Mãe de outros cinco filhos, Marli confessou que matou a menina no dia em que recebeu alta do hospital, no dia 27 de setembro de 2013. Após sair do hospital, ela foi sozinha para casa e, num terreno baldio asfixiou a criança. Ela esperou todo mundo sair de casa e voltou para a moradia, onde jogou o corpo em uma fossa na residência.

Nesta semana, junto com o Corpo de Bombeiros, a polícia escavou a fossa que já estava desativada e, devido as condições da criança na época, com ossos ainda sem formação completa, nada foi encontrado.

De maneira semelhante, na última gestação, em 2016, ela relatou que escondeu a gravidez de familiares e amigos próximos. No dia 28 ela deu à luz no Hospital Municipal de Salto do Lontra e, dois dias depois, no dia 30, matou a criança. O corpo permaneceu escondido em um dos cômodos da casa.

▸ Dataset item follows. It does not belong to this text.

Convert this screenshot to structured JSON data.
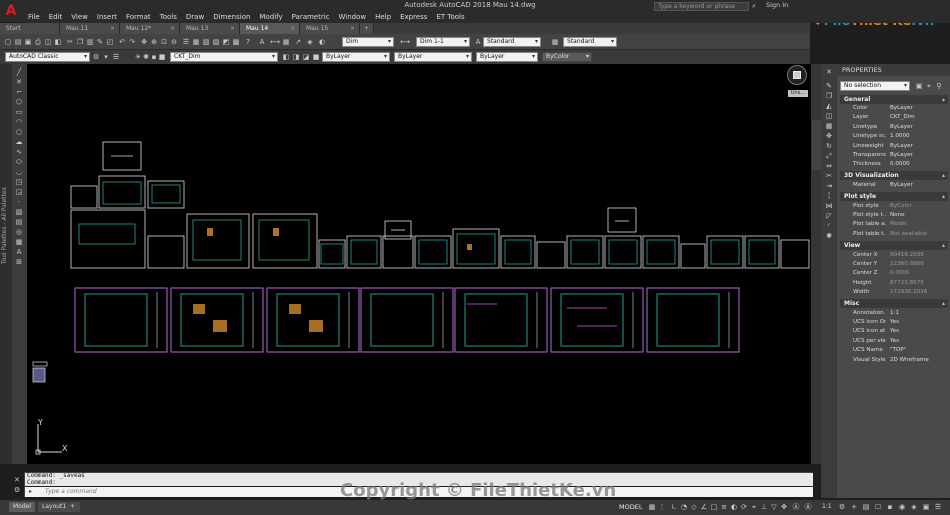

Durante depoimento à Polícia Civil, apesar de chorar em vários momentos, Marli teria apresentado frieza, além de se contradizer nas histórias.

Em ambos os casos ela teria dito que sentiu algo estranho no dia em que cometeu os crimes, porém, informou que durante a gestação não queria mais ter filhos.

Conforme o delegado, o caso que era tratado como infanticídio, quando a mãe age diante de depressão pós-parto, pode começar a ser tratado como homicídio qualificado, pois Marli pode ter planejado o assassinato das duas crianças.

GESTAÇÃO

Ainda conforme a polícia, a participação de outra pessoa no crime não está descartada. À polícia, o marido informou que não sabia da gestação, assim como a filha mais velha.

Assistentes sociais que visitaram a casa de Marli, no mês de dezembro, não souberam informar se confirmaram a gravidez durante a visitação. No depoimento, uma assistente social informou que orientou a fazer o pré-natal caso estivesse grávida, mas Marli teria ficado extremamente ofendida pela assistente sugerir que ela estava acima do peso.